SPES_XT: Software Platform Embedded Systems “XT”
In the BMBF-funded research project SPES_XT (Software Platform Embedded System “XT”), model-based safety engineering methods were developed.
While the complexity of embedded systems is increasing rapidly, the innovation cycles are becoming ever shorter. In the meantime, this trend can also be increasingly found for safety-relevant applications. To master this system complexity, the development methodology used has continuously evolved in the last decades and has undergone various paradigm shifts, such as the recent introduction of model-based development. In contrast to this, safety engineers in practice still need to rely on methods that have not changed significantly since their introduction almost 50 years ago, and which are hardly suitable for mastering the complexity of modern software-intensive systems efficiently. It therefore comes as no surprise that safety engineers are less and less able to keep up with the speed of development in their company.

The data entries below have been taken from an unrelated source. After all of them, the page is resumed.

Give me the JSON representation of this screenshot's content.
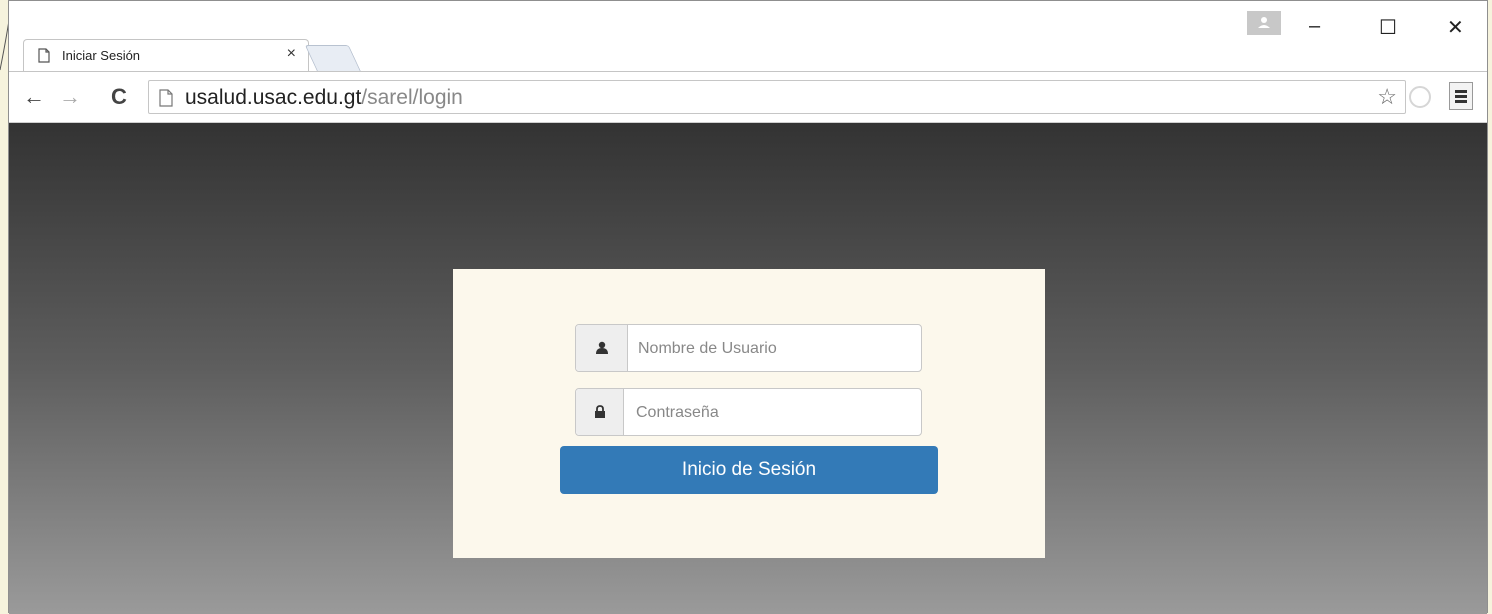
{
  "browser": {
    "tab_title": "Iniciar Sesión",
    "tab_close": "×",
    "url_host": "usalud.usac.edu.gt",
    "url_path": "/sarel/login",
    "window_controls": {
      "minimize": "–",
      "maximize": "☐",
      "close": "✕"
    },
    "nav": {
      "back": "←",
      "forward": "→",
      "reload": "C"
    },
    "bookmark_star": "☆"
  },
  "login": {
    "username_placeholder": "Nombre de Usuario",
    "username_value": "",
    "password_placeholder": "Contraseña",
    "password_value": "",
    "submit_label": "Inicio de Sesión"
  },
  "colors": {
    "card_bg": "#fcf8ec",
    "button_bg": "#337ab7",
    "content_gradient_top": "#333333",
    "content_gradient_bottom": "#9a9a9a"
  },
  "icons": {
    "username": "user-icon",
    "password": "lock-icon",
    "tab": "document-icon",
    "address": "page-icon",
    "profile": "profile-avatar-icon",
    "cast": "cast-icon",
    "menu": "menu-icon"
  }
}
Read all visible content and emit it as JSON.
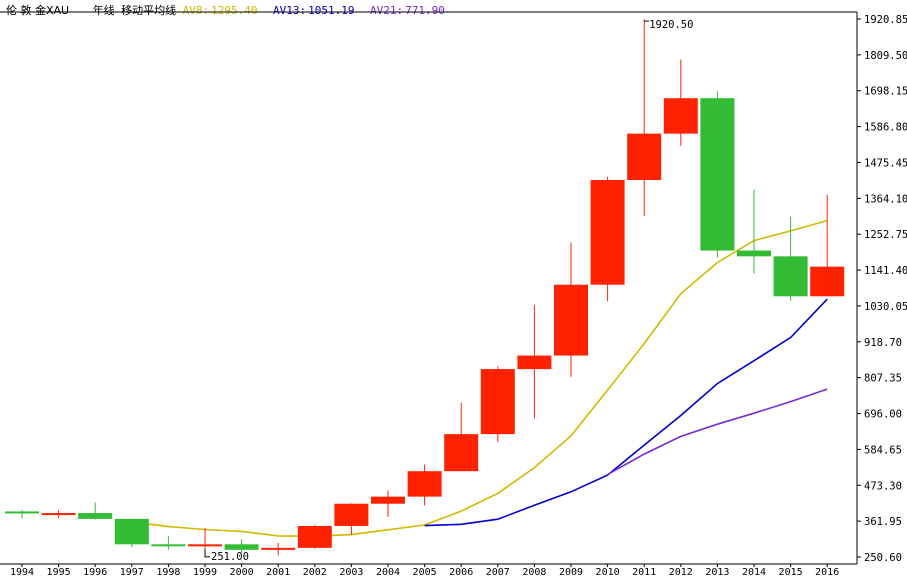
{
  "header": {
    "title": "伦 敦 金XAU",
    "period": "年线",
    "indicator": "移动平均线",
    "ma": [
      {
        "label": "AV8:",
        "value": "1295.40",
        "color": "#d4b800"
      },
      {
        "label": "AV13:",
        "value": "1051.19",
        "color": "#0000cc"
      },
      {
        "label": "AV21:",
        "value": "771.90",
        "color": "#7b2bd6"
      }
    ]
  },
  "colors": {
    "up": "#ff2200",
    "down": "#33bb33",
    "ma8": "#d4b800",
    "ma13": "#0000cc",
    "ma21": "#7b2bd6",
    "axis": "#000000"
  },
  "chart_data": {
    "type": "candlestick",
    "ylim": [
      250.6,
      1920.85
    ],
    "y_ticks": [
      "1920.85",
      "1809.50",
      "1698.15",
      "1586.80",
      "1475.45",
      "1364.10",
      "1252.75",
      "1141.40",
      "1030.05",
      "918.70",
      "807.35",
      "696.00",
      "584.65",
      "473.30",
      "361.95",
      "250.60"
    ],
    "x_ticks": [
      "1994",
      "1995",
      "1996",
      "1997",
      "1998",
      "1999",
      "2000",
      "2001",
      "2002",
      "2003",
      "2004",
      "2005",
      "2006",
      "2007",
      "2008",
      "2009",
      "2010",
      "2011",
      "2012",
      "2013",
      "2014",
      "2015",
      "2016"
    ],
    "annotations": [
      {
        "text": "1920.50",
        "year": "2011",
        "value": 1920.5
      },
      {
        "text": "251.00",
        "year": "1999",
        "value": 251.0
      }
    ],
    "candles": [
      {
        "year": "1994",
        "open": 392,
        "high": 397,
        "low": 371,
        "close": 386
      },
      {
        "year": "1995",
        "open": 386,
        "high": 397,
        "low": 372,
        "close": 387
      },
      {
        "year": "1996",
        "open": 387,
        "high": 420,
        "low": 367,
        "close": 369
      },
      {
        "year": "1997",
        "open": 369,
        "high": 368,
        "low": 281,
        "close": 290
      },
      {
        "year": "1998",
        "open": 290,
        "high": 315,
        "low": 273,
        "close": 288
      },
      {
        "year": "1999",
        "open": 288,
        "high": 340,
        "low": 251,
        "close": 290
      },
      {
        "year": "2000",
        "open": 290,
        "high": 306,
        "low": 263,
        "close": 273
      },
      {
        "year": "2001",
        "open": 273,
        "high": 294,
        "low": 255,
        "close": 279
      },
      {
        "year": "2002",
        "open": 279,
        "high": 350,
        "low": 276,
        "close": 347
      },
      {
        "year": "2003",
        "open": 347,
        "high": 417,
        "low": 320,
        "close": 416
      },
      {
        "year": "2004",
        "open": 416,
        "high": 457,
        "low": 375,
        "close": 438
      },
      {
        "year": "2005",
        "open": 438,
        "high": 538,
        "low": 411,
        "close": 517
      },
      {
        "year": "2006",
        "open": 517,
        "high": 730,
        "low": 520,
        "close": 632
      },
      {
        "year": "2007",
        "open": 632,
        "high": 842,
        "low": 608,
        "close": 834
      },
      {
        "year": "2008",
        "open": 834,
        "high": 1033,
        "low": 681,
        "close": 876
      },
      {
        "year": "2009",
        "open": 876,
        "high": 1227,
        "low": 810,
        "close": 1096
      },
      {
        "year": "2010",
        "open": 1096,
        "high": 1431,
        "low": 1045,
        "close": 1421
      },
      {
        "year": "2011",
        "open": 1421,
        "high": 1920.5,
        "low": 1309,
        "close": 1565
      },
      {
        "year": "2012",
        "open": 1565,
        "high": 1795,
        "low": 1527,
        "close": 1675
      },
      {
        "year": "2013",
        "open": 1675,
        "high": 1696,
        "low": 1180,
        "close": 1202
      },
      {
        "year": "2014",
        "open": 1202,
        "high": 1392,
        "low": 1131,
        "close": 1184
      },
      {
        "year": "2015",
        "open": 1184,
        "high": 1307,
        "low": 1046,
        "close": 1060
      },
      {
        "year": "2016",
        "open": 1060,
        "high": 1375,
        "low": 1061,
        "close": 1152
      }
    ],
    "series": [
      {
        "name": "AV8",
        "values": [
          null,
          null,
          null,
          360,
          345,
          336,
          330,
          316,
          315,
          320,
          335,
          350,
          393,
          448,
          528,
          627,
          769,
          913,
          1068,
          1165,
          1233,
          1263,
          1295
        ]
      },
      {
        "name": "AV13",
        "values": [
          null,
          null,
          null,
          null,
          null,
          null,
          null,
          null,
          null,
          null,
          null,
          348,
          352,
          368,
          411,
          453,
          505,
          598,
          690,
          789,
          860,
          932,
          1051
        ]
      },
      {
        "name": "AV21",
        "values": [
          null,
          null,
          null,
          null,
          null,
          null,
          null,
          null,
          null,
          null,
          null,
          null,
          null,
          null,
          null,
          null,
          507,
          570,
          625,
          663,
          697,
          733,
          772
        ]
      }
    ]
  }
}
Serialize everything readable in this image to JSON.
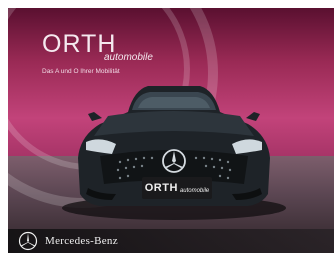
{
  "dealer_logo": {
    "brand": "ORTH",
    "sub": "automobile",
    "tagline": "Das A und O Ihrer Mobilität"
  },
  "plate": {
    "brand": "ORTH",
    "sub": "automobile"
  },
  "footer": {
    "brand_label": "Mercedes-Benz",
    "logo_icon": "mercedes-star-icon"
  },
  "colors": {
    "backdrop": "#c2437a",
    "car_body": "#1e2328",
    "footer_bg": "#1a171a"
  }
}
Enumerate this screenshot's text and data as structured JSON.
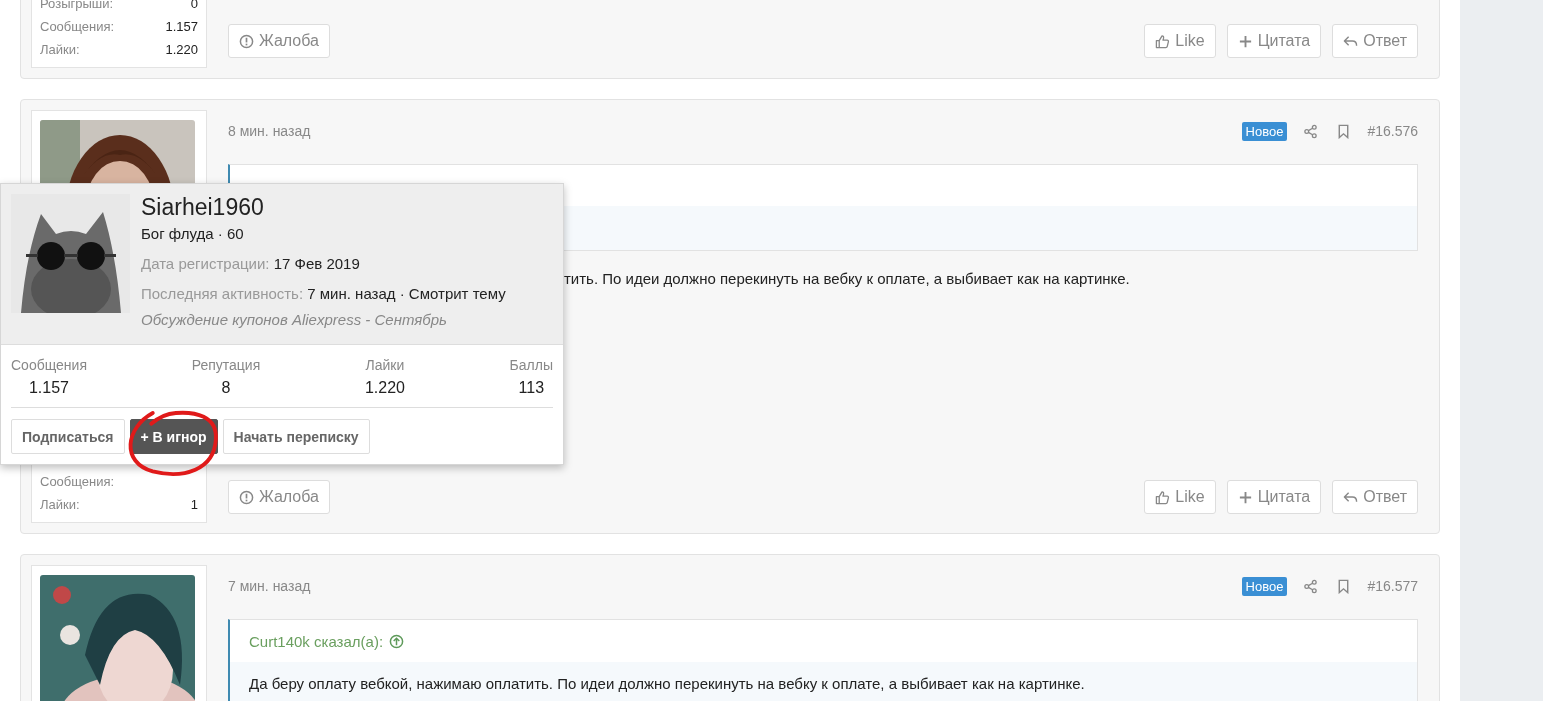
{
  "posts": [
    {
      "user": {
        "stats": [
          {
            "label": "Розыгрыши:",
            "value": "0"
          },
          {
            "label": "Сообщения:",
            "value": "1.157"
          },
          {
            "label": "Лайки:",
            "value": "1.220"
          }
        ]
      },
      "report": "Жалоба",
      "actions": [
        {
          "kind": "like",
          "label": "Like"
        },
        {
          "kind": "quote",
          "label": "Цитата"
        },
        {
          "kind": "reply",
          "label": "Ответ"
        }
      ]
    },
    {
      "user": {
        "stats": [
          {
            "label": "Сообщения:"
          },
          {
            "label": "Лайки:",
            "value": "1"
          }
        ]
      },
      "time": "8 мин. назад",
      "badge": "Новое",
      "number": "#16.576",
      "body": "тить. По идеи должно перекинуть на вебку к оплате, а выбивает как на картинке.",
      "report": "Жалоба",
      "actions": [
        {
          "kind": "like",
          "label": "Like"
        },
        {
          "kind": "quote",
          "label": "Цитата"
        },
        {
          "kind": "reply",
          "label": "Ответ"
        }
      ]
    },
    {
      "time": "7 мин. назад",
      "badge": "Новое",
      "number": "#16.577",
      "quote": {
        "author": "Curt140k сказал(а):",
        "text": "Да беру оплату вебкой, нажимаю оплатить. По идеи должно перекинуть на вебку к оплате, а выбивает как на картинке."
      }
    }
  ],
  "popup": {
    "name": "Siarhei1960",
    "title": "Бог флуда · 60",
    "registered": {
      "label": "Дата регистрации:",
      "value": "17 Фев 2019"
    },
    "activity": {
      "label": "Последняя активность:",
      "value": "7 мин. назад · Смотрит тему"
    },
    "thread": "Обсуждение купонов Aliexpress - Сентябрь",
    "stats": [
      {
        "label": "Сообщения",
        "value": "1.157"
      },
      {
        "label": "Репутация",
        "value": "8"
      },
      {
        "label": "Лайки",
        "value": "1.220"
      },
      {
        "label": "Баллы",
        "value": "113"
      }
    ],
    "buttons": [
      {
        "label": "Подписаться",
        "hovered": false
      },
      {
        "label": "+ В игнор",
        "hovered": true
      },
      {
        "label": "Начать переписку",
        "hovered": false
      }
    ]
  }
}
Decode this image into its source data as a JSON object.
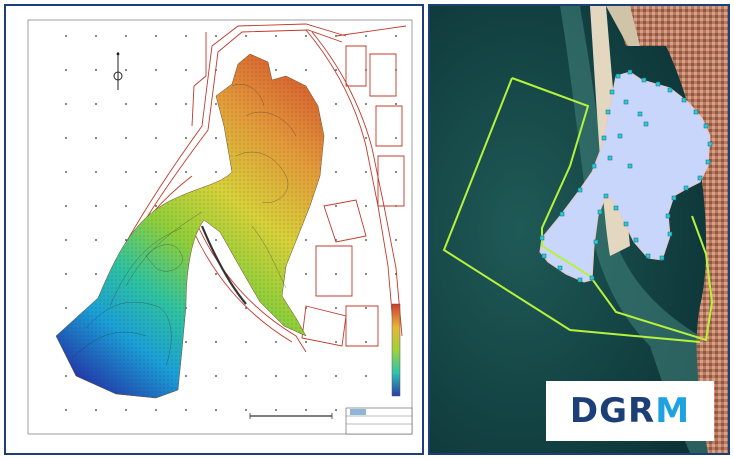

For this reason, the BMBF-funded research project SPES_XT (Software Platform Embedded Systems “XT”) took up this challenge in the context of one of six so-called engineering challenges. Under the scientific leadership of Fraunhofer IESE, model-based safety engineering methods were developed to enable efficient modular and thus reusable safety cases. To do so, the safety case methods were seamlessly integrated into a model-based development methodology. The first results of the project already enabled the specification and analysis of modular safety analyses, safety concepts, and safety cases in commercial modeling tools in a fully integrated manner. The implemented modularization concepts reduce complexity and increase reusability. In addition, the seamless integration into model-based development enables a high degree of automation, such as tool-based consistency checks or the semi-automated generation of safety models. With these measures, the efficiency of safety engineering can be increased significantly.
The core of these results is the “Open Safety Model – OSM”. This means that the approaches developed in the project are not limited to single tools, but rather allow the combination of different safety case methods based on different tools. For example, FMEAs (Failure Mode and Effects Analyses) can be easily composed with fault trees to form an integrated system analysis, which in turn is seamlessly connected to a model-based safety concept and a requirements database. Even non-model-based tools can be linked to the Open Safety Model in order to take advantage of the benefits of model-based development. As this is an open platform, tool manufacturers and users can connect their own tools and extend the approach, so that the benefits of model-based approaches are available to safety engineers in practice as quickly and as maturely as possible.